Others could barely move. I almost laughed when I saw pop star Cardi B attempting to pose for a photo of herself: she needed no less than five red carpet fluffs to arrange the pleats of her black lace dress around her. Model Gigi Hadid wore a Thom Browne dress with so many ruffles she could barely walk. Instead of these women going out for the night, loud and proud, strong and bold, they were tied up, like invalids in a nursing home. Crawling around like beached whales, though with no trace of blubber anywhere.

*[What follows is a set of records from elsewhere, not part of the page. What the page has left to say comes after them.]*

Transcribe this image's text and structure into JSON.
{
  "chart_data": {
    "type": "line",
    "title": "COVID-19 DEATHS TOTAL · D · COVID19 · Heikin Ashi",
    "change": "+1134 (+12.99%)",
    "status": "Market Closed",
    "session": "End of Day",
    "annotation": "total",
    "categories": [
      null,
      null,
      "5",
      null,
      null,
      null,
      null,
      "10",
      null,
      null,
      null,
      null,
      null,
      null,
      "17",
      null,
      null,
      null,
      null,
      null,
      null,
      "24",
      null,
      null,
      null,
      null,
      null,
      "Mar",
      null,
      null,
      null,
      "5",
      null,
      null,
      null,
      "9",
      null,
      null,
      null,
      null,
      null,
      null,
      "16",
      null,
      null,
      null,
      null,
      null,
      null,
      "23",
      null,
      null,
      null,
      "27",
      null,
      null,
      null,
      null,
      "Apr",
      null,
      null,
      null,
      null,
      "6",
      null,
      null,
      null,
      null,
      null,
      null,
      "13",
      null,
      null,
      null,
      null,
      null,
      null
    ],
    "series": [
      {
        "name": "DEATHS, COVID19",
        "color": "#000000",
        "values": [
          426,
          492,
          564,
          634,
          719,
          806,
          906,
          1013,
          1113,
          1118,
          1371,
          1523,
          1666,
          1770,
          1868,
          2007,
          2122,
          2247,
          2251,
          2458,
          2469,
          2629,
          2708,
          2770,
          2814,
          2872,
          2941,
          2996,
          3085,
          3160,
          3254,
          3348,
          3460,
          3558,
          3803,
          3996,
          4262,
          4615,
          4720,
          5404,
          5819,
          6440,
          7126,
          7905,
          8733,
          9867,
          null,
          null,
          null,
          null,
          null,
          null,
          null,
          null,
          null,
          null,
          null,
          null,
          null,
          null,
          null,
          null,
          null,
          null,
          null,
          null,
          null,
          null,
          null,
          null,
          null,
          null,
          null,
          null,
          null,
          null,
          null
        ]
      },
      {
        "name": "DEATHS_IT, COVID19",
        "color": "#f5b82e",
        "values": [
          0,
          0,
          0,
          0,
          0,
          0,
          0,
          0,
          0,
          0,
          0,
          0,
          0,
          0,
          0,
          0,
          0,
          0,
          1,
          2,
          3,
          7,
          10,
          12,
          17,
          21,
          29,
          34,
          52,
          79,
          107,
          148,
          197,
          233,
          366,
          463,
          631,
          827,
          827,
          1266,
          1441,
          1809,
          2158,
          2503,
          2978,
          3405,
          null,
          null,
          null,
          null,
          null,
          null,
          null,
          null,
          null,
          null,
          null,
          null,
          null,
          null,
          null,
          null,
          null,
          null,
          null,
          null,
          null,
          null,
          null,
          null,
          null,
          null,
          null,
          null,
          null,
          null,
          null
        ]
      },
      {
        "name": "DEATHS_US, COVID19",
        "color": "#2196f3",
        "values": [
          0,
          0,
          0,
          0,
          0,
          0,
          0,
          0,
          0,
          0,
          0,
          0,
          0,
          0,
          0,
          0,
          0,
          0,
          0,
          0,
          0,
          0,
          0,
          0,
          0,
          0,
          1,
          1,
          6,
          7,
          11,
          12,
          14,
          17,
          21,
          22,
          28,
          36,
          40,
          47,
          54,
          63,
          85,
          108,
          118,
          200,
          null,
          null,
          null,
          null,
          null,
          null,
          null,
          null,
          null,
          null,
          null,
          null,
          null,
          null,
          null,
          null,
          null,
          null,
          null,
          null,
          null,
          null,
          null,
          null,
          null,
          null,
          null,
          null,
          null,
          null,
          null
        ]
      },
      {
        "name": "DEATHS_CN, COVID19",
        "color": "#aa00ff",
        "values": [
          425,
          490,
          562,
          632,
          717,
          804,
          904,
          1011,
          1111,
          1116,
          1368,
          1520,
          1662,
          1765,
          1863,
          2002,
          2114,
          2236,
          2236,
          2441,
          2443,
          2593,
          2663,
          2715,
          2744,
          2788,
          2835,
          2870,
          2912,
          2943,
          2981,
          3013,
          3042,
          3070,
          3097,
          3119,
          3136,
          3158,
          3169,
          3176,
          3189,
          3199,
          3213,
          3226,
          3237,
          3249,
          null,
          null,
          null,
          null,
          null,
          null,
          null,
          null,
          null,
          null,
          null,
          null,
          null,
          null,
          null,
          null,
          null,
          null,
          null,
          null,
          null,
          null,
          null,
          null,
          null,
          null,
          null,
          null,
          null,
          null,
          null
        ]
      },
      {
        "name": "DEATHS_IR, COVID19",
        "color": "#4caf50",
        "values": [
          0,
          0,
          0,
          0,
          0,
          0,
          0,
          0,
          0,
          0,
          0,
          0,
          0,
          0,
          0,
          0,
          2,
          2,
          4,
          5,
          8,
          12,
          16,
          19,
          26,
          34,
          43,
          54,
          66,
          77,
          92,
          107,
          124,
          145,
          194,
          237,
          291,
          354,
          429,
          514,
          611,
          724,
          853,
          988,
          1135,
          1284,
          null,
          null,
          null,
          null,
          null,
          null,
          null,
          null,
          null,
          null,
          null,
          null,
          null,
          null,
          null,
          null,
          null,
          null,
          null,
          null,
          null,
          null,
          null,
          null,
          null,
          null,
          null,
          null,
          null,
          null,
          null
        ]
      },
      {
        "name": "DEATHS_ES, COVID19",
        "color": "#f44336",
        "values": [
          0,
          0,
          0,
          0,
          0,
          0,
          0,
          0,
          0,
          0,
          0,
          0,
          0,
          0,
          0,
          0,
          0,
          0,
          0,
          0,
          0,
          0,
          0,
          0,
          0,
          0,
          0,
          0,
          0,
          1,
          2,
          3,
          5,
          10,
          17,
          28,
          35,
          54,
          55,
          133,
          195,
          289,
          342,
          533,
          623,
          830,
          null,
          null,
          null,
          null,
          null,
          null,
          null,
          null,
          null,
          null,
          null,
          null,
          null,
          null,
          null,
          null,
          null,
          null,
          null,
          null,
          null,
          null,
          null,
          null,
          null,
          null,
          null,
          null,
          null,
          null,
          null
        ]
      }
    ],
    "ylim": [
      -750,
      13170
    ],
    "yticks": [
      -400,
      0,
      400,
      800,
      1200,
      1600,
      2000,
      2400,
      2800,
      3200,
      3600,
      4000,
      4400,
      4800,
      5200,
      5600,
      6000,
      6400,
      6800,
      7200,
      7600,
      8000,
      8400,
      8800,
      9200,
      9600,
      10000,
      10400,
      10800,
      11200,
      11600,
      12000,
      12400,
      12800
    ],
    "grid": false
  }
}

This particular silhouette is much more unattainable than that of the abandoned children of the nineties, who could be imitated simply without bringing food or water. No, this silhouette requires cash. As former beauty editor Ellen Atlanta points out in her new book, Pixel Flesh, people like Kardashian and Kendall Jenner (who on Monday night wore a ’90s Givenchy) are part of a digital culture that fuels a beauty industry. global £500 billion. Butt lift surgery causes one death for every 4,000 operations. Almost one million Botox injections are purchased in the UK each year. In my day, I flipped through Vogue once a month. Now? Girls click photoshopped photos thousands of times a day.
Kendall Jenner repeated her pantsless look from last year’s Met Gala at Givenchy Couture 1999
It wasn’t just the women who looked ridiculous: Norwegian billionaire salmon fisherman Gustav Magnar Witzoe’s chiffon dress had to be held up by assistants.
A minority of men also looked foolish, notably the billionaire Norwegian salmon fisherman Gustav Magnar Witzoe dressed, appropriately, in salmon-coloured chiffon. In comparison, how handsome and superior Jude Law was, in a classic tuxedo. But it was especially the women who seemed completely desperate.
And I think I know what motivates these women. And it is the ancestral fear: of not being seen, of growing old, of not being loved, of becoming irrelevant.
Where are the stars who will be brave enough to buck this trend? Fame and success, as evidenced Monday night, sadly no longer have to do with a woman’s job. It’s just about her body.